Making our roads safer with AI

By applying deep learning and computer vision methods, we can estimate traffic safety indicators in interactions of autonomous vehicles with different classes of road users. Aligning video analytics and AI to infer traffic safety can help make our roads safer in the future.

Traffic safety assessment with video analytics

Although there is a lot of buzz surrounding autonomous vehicles, we are still a few years away from seeing autonomous vehicles on our streets as part of our day-to-day routine. It’s not only a race for technology, but it’s also a race for the most trustworthy and safe car.


Companies and countries are investing in research and development on the autonomous vehicles’ industry. The European Union has several ongoing projects to understand the best technologies that will support this new wave of mobility.
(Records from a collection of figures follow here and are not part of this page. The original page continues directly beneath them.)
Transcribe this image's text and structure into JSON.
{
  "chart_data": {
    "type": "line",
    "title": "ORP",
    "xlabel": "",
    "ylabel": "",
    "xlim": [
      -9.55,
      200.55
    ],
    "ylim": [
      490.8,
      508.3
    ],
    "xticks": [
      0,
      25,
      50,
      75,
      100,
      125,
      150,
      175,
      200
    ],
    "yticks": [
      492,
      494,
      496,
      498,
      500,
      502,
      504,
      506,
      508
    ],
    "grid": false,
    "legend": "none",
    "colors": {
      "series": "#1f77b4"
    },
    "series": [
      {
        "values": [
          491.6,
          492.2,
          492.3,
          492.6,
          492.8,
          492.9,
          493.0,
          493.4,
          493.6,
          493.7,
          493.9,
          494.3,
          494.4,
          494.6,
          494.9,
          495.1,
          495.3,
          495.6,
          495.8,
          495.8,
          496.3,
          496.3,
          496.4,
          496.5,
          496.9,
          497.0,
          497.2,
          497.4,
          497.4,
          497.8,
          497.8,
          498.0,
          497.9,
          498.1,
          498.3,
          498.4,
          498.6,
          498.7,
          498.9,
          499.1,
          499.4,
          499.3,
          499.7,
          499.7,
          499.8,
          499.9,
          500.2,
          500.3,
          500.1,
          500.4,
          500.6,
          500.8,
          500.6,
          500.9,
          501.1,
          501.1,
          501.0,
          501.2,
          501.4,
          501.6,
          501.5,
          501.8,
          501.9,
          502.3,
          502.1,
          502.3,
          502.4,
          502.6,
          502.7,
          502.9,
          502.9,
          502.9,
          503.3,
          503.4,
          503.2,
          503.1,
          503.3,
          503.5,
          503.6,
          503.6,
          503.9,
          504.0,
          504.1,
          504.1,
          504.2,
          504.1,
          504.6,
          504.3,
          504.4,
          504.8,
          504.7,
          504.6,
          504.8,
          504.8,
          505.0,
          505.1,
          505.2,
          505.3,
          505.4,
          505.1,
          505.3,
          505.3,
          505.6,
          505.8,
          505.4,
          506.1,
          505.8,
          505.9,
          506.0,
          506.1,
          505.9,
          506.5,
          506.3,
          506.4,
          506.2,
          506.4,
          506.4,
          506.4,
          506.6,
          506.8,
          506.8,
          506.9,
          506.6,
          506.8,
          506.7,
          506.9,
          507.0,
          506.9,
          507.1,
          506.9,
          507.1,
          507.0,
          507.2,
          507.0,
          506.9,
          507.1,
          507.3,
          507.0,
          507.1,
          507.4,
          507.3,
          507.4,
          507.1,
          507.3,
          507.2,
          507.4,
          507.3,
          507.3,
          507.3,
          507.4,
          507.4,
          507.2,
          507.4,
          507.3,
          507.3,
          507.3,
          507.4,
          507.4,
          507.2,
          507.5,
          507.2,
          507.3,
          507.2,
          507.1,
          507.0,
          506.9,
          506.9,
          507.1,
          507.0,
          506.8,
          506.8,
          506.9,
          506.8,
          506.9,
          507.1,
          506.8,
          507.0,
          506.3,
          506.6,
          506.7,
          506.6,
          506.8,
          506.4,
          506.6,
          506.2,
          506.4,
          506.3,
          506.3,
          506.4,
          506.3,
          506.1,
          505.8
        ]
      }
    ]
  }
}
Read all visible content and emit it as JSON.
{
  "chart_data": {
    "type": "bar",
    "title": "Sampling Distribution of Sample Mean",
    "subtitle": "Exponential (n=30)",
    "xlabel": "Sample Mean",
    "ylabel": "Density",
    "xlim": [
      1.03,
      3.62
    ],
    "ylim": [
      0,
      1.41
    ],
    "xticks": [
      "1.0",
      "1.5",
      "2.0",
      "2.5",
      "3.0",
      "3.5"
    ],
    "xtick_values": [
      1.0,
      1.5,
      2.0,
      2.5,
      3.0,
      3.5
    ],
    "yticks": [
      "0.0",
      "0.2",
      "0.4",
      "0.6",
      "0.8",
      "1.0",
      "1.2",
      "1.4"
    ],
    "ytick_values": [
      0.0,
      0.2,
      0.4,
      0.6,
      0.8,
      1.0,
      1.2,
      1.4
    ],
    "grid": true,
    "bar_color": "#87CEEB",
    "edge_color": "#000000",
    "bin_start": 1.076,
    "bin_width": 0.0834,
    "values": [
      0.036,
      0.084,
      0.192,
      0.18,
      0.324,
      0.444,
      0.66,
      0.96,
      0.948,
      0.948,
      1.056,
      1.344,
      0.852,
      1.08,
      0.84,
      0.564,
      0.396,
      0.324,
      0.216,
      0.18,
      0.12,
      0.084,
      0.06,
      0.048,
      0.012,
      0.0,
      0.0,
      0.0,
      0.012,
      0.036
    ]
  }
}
The biggest driver for our initiative is a co-funded European project called 5G-Mobix. It aims to showcase the added value of 5G technology for advanced connected autonomous mobility.


Its goal is to bring automated driving to the next level of automation, mainly in a cross-border environment. This is relevant because there is a need for network handover between countries.


The main purpose of this project is to investigate the impact of network handover and potential service disruption on traffic safety parameters, for example to check if the likeliness of collision increases.


To perform this traffic safety assessment, we will be acquiring video footage of the autonomous vehicles and road users using a drone, with a top-down view of the use cases.

Taking it to the field with real traffic scenarios

The first use case where we intend to apply our methodology is in a Lane Merge Scenario, where an autonomous vehicle will perform a lane merge maneuver onto a lane where there are connected and unconnected vehicles.


The second one is an Automated Overtaking Scenario, where an autonomous vehicle will perform an overtaking maneuver, once again on a highway and in the same conditions as the previous scenario.


In the third use case we have an Autonomous Shuttle and Vulnerable Road User Interaction Scenario, evaluated in an urban environment with pedestrians crossing the trajectory of an autonomous shuttle.

Are the autonomous vehicles driving safely?

We are interested in measuring three time-based traffic safety indicators.


Time-To-Collision is one of the most frequently used. Many driving assistants and car collision avoidance systems rely on it. It evaluates the time to collision in case the vehicles keep their current speed and trajectory.


We will also be measuring the Post-Encroachment-Time. This indicator measures the time difference between a vehicle or pedestrian leaving an area of potential collision, and a conflicting vehicle entering it.


The last indicator is called Time Headway, which measures the time gap between two consecutive vehicles that pass the same region in the road.

Our first challenge – using AI for object detection

A video is basically a sequence of static images. In video analytics, we first want to split the video into its individual frames and perform additional computations on each one.

Since we want to evaluate different interactions between vehicles and/or pedestrians, our first challenge is to detect them in the video. And this is where AI comes into play.


AI tries to mimic the way humans think. If we want this AI, also called neural network, to learn how to detect our target classes – vehicles and people – we need to first teach it with examples.


To do this we give it thousands of images similar to the ones we’ll be acquiring with the drone (of roads from a top-down perspective, with and without vehicles and people) where every single vehicle and pedestrian is already labeled.


After this training, when we give it a new image which the AI has never seen before, it will apply those previously learned rules and successfully identify and localize our target classes in the image.


This way, it will learn a set of rules based on the features of the images, that help it identify our target classes.


In this project we are using YOLOv4, a state-of-the-art convolutional neural network designed for object detection to solve this challenge.

Piecing the information together

After detecting the vehicles and pedestrians, we need to know the trajectory of these road users in the video (to know, for example, if they are at risk of collision).


To do this, we track them throughout the consecutive frames of the video, giving each road user a unique ID, so that we can get the direction of their movement.


We also need to know the distance between them. However, we are dealing with a digital video, which is made of pixels.


To obtain a real-life distance in meters from pixels in a digital video, we need a conversion factor, calculated based on details from the camera and video, as well as the altitude of the drone.


By knowing the frame rate of the video, we can easily calculate how much time passes between two consecutive frames. And with distance over time we can determine the speed of our target road users. We now have all the necessary data to calculate the safety metrics.

Seeing the traffic safety metrics in action

Below you can see a sample of our results. Every vehicle is identified, getting a unique ID for tracking purposes and has its instant trajectory represented as a small arrow in the middle of the bounding boxes. The speed is also being estimated.

The Time-To-Collision is being calculated between car 41 and 42, since they have the same trajectory and direction, and the following car has a larger speed than the leading vehicle.

For the Time Headway calculation, we determined the region of interest on the road using a red line, and we measure the time between two vehicles crossing it. In this example we can actually see an unsafe situation between vehicles 34 and 33, since this value is below the safety threshold of 2 seconds.